Cartoon by Ted Scorfield published in the Bulletin, 2 February 1944.

Click on the cartoon below to see a larger image.

'From prededent to precedent' cartoon by Ted Scorfield

"This agreement... shall come into force as soon as both Governments
have ratified [it] and have satisfied each other accordingly."
  - Last clause of the Australia - N.Z. agreement signed at Canberra.


Before you try the guided interpretation activities, here's some useful contextual information that will help you understand the political situation in Australia leading up to the signing of the Anzac Agreement in early 1944. There's also some background about the cartoonist and the newspaper that carried the cartoon.

  • In 1931 the British Parliament passed the Statute of Westminster establishing Australia as an independent state, able to form its own foreign policy and defence, free from British control.
  • Initially, Australia, unlike Canada and South Africa, made no attempt to ratify the five key sections of the Act which required separate Australian action.
  • The decision of the Curtin Government to legislate for parliamentary ratification of the Statute of Westminster in the second half of 1942, was a major step forward in Australia’s preparedness to forge its own legal identity in the international arena. The first opportunity came in early 1944.
  • Australia was angry that the Allies had met in December 1943 and, without consultation or the provision of much information, had decided on issues of importance to the Pacific region.
  • These decisions included stripping Japan of all her conquests, restoring to China territories taken by Japan and restoring to European powers their former territories in the Pacific.
  • New Zealand shared Australia’s concern about the lack of consultation but it was Australia that took the initiative by arranging a conference between the two nations and then put forward the suggestion of a treaty.
  • Through the Australian-New Zealand Agreement of 1944, Australia and New Zealand unilaterally stated their right to share in discussions about the South-West and South pacific area.
  • Under this agreement Australia and New Zealand agreed to consult and work together on matters such as: security and defence, post war disposal of territories and bases, and, the welfare of Pacific people.
  • The Australian cabinet ratified the agreement on 24 January 1944 and New Zealand on
    1 February.
  • This was the first time that Australia had entered into an international agreement to which Britain was not a party.
  • The agreement was generally welcomed by the UK government and the British press. It received an unsympathetic hearing in the United States.
  • The agreement can also be considered the forerunner of the ANZUS treaty signed between Australia, New Zealand and the United States in 1951.

The Cartoonist:
Born Northumberland, England, 1882, died Mosman, New South Wales 1965.
Edward Scafe Scorfield served in the Royal Engineers during World War One, serving at Gallipoli, Salonika, Greece and Palestine. After the war, he began drawing cartoons for the Newcastle Weekly Chronicle before coming to Australia to work for the Bulletin as a cartoonist and illustrator in 1925. His cartoons followed the Bulletin line of the time, combining Australian nationalism and British conservatism. In World War Two, Scorfield's cartoons 'lionised the Digger, exalted the Allies against the Japanese, and lampooned black-marketeers, strikers and white feather conchies.' Scorfield stayed with the Bulletin until 1961.
Information from biography of Ted Scorfield by Peter Coleman in the Australian Dictionary of Biography, Volume 16, pp 197-8

Publisher: The Bulletin described itself in the 1940s as 'The national Australian newspaper' with the rider 'Australia for the white man'. It was generally pro-private enterprise, anti-union and against any moves to socialise industry. The Bulletin's editorial of 2 February 1944 gave a comprehensive and favourable analysis of the Anzac Agreement, even though the accompanying cartoon looked at the treaty more light heartedly. In the war years the Bulletin was particularly supportive of the Australian fighting male, including a lot of humour about Aussi soldiers and the Australian way of life in its articles and cartoons.
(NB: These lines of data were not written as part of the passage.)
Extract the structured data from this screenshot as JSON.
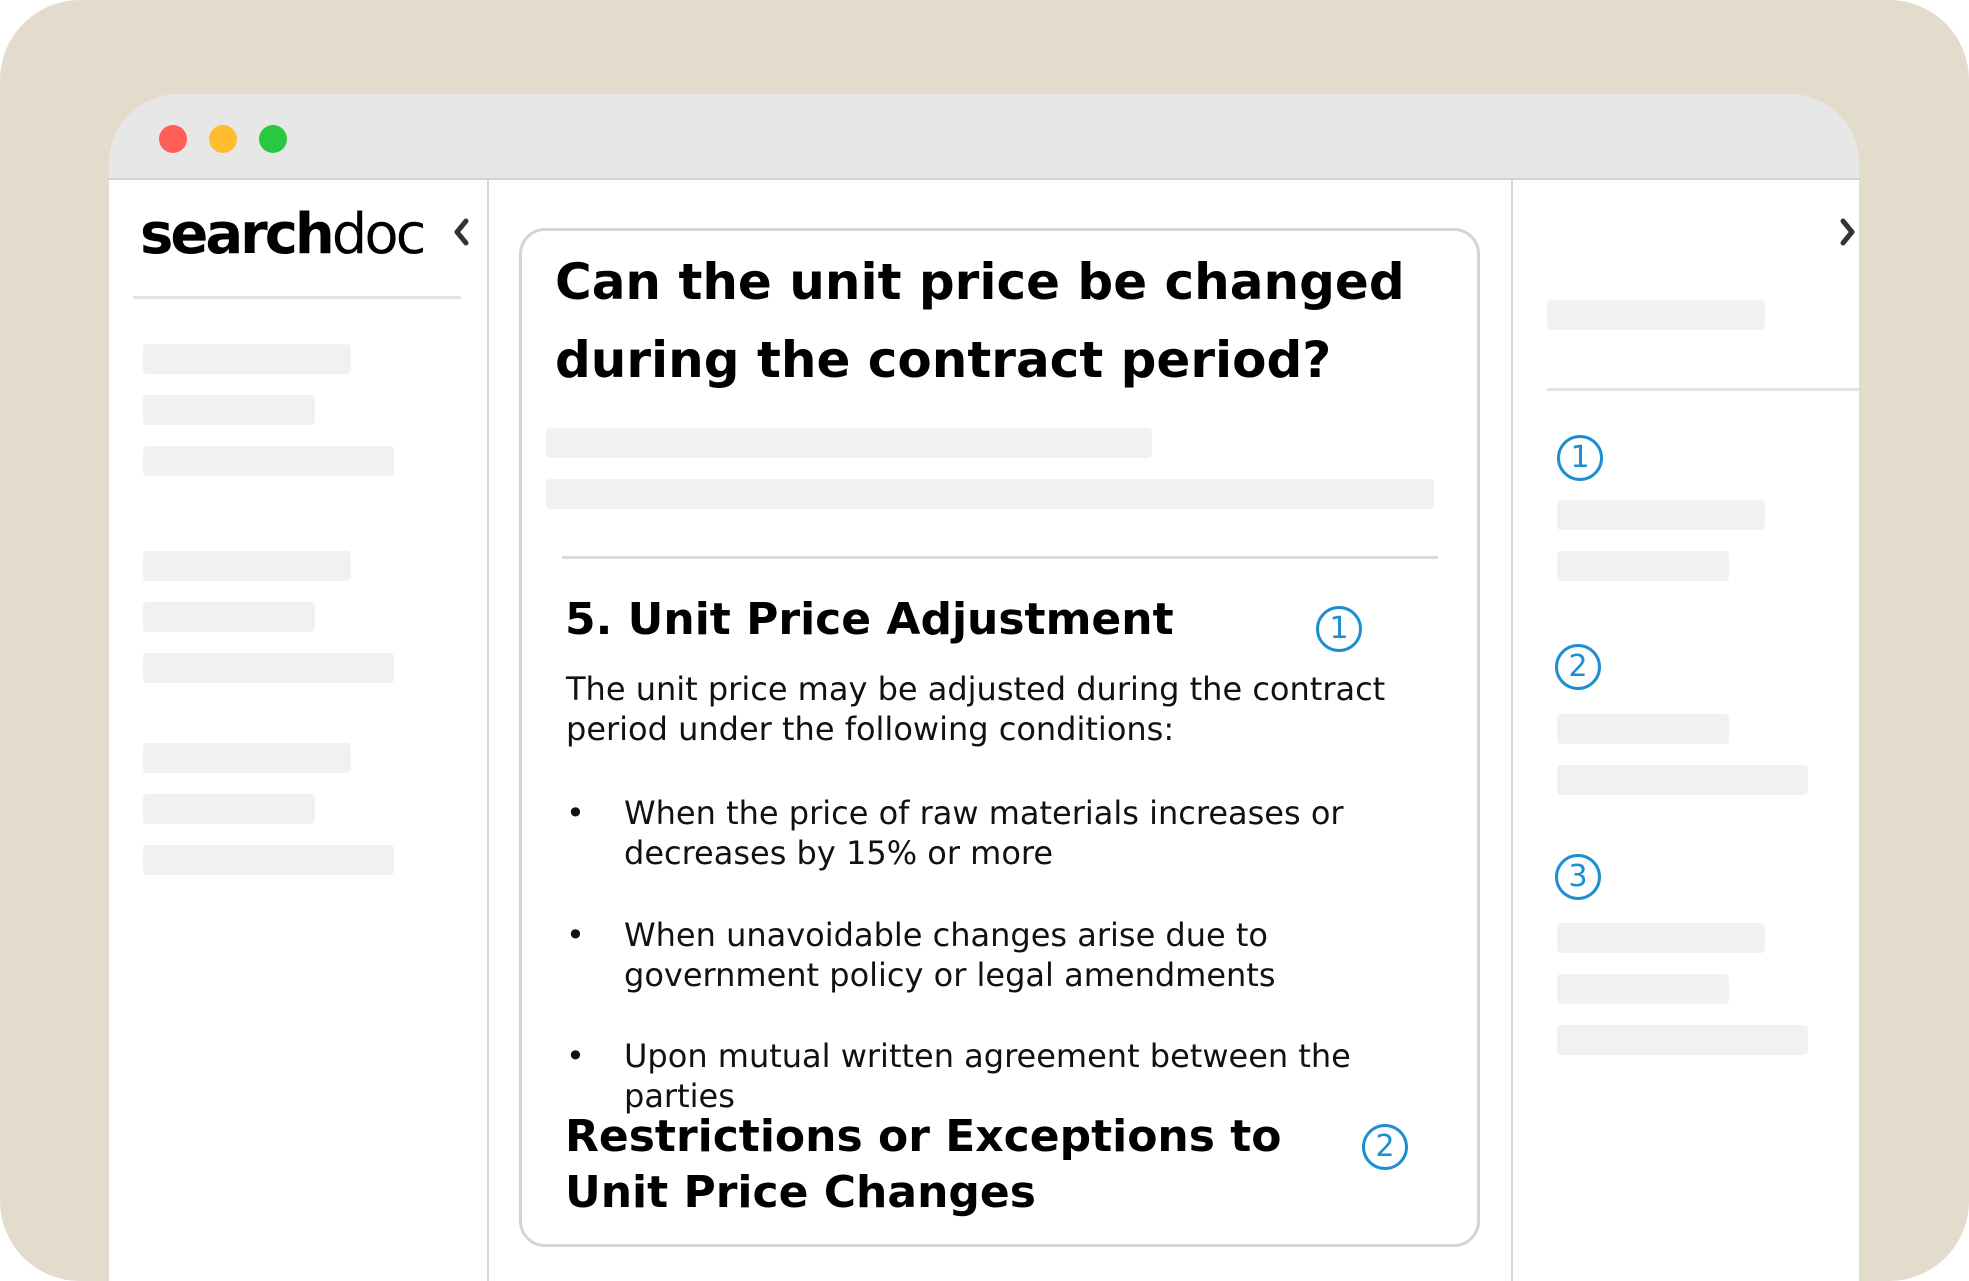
{
  "app": {
    "logo_bold": "search",
    "logo_light": "doc"
  },
  "document": {
    "question": "Can the unit price be changed during the contract period?",
    "section_title": "5. Unit Price Adjustment",
    "section_citation": "1",
    "intro": "The unit price may be adjusted during the contract period under the following conditions:",
    "bullets": [
      {
        "mark": "•",
        "text": "When the price of raw materials increases or decreases by 15% or more"
      },
      {
        "mark": "•",
        "text": "When unavoidable changes arise due to government policy or legal amendments"
      },
      {
        "mark": "•",
        "text": "Upon mutual written agreement between the parties"
      }
    ],
    "section2_title": "Restrictions or Exceptions to Unit Price Changes",
    "section2_citation": "2"
  },
  "references": {
    "items": [
      {
        "number": "1"
      },
      {
        "number": "2"
      },
      {
        "number": "3"
      }
    ]
  },
  "icons": {
    "collapse_left": "chevron-left-icon",
    "collapse_right": "chevron-right-icon"
  },
  "colors": {
    "background": "#e3dccd",
    "titlebar": "#e7e7e7",
    "citation": "#1b8fd1",
    "skeleton": "#f1f1f1",
    "traffic_red": "#ff5f57",
    "traffic_yellow": "#febc2e",
    "traffic_green": "#28c840"
  }
}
Check your understanding of this contextual information
  • What important meeting took place in Australia around January 1944?
  • What were the circumstances leading to this meeting?

Interpretation Activity 1

Focus on Maori carved pole
  grass and bare feet
  • What does the Maori carved pole represent? Hint
  • What is unusual about the grass and bare feet? Hint

Interpretation Activity 2

Focus on the third character from the right
  all the remaining characters
  • Who does this character represent? Answer
  • How does the cartoonist identify this character as an Australian? Answer

Interpretation Activity 3

Focus on all the remaining characters
  • The following people attended the Australian-New Zealand conference of 1944 - use the photos to help identify as many of the cartoon characters as possible.

    John Curtin, Prime Minister of Australia and Minister for Defence. (image JCPML00036/13)
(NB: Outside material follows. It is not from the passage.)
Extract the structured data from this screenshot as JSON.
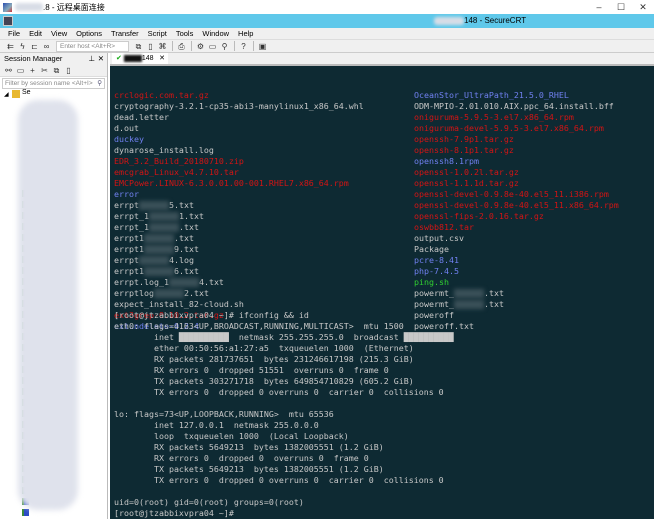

    Detail from JCPML00438/3
    John Dedman, Minister for War Organisation of Industry. (image JCPML00438/3)

    Detail from JCPML00376/16
    Peter Fraser, Prime Minister of New Zealand. (image JCPML00376/16)

    Detail from JCPML00376/102
    Herbert Evatt, Attorney General and Minister for Foreign Affairs, architect of the Anzac Agreement. (image JCPML00376/102)

    Detail from JCPML00409/6
    Frank Forde, Deputy Prime Minister and Minister for the Army. (image JCPML00409/6)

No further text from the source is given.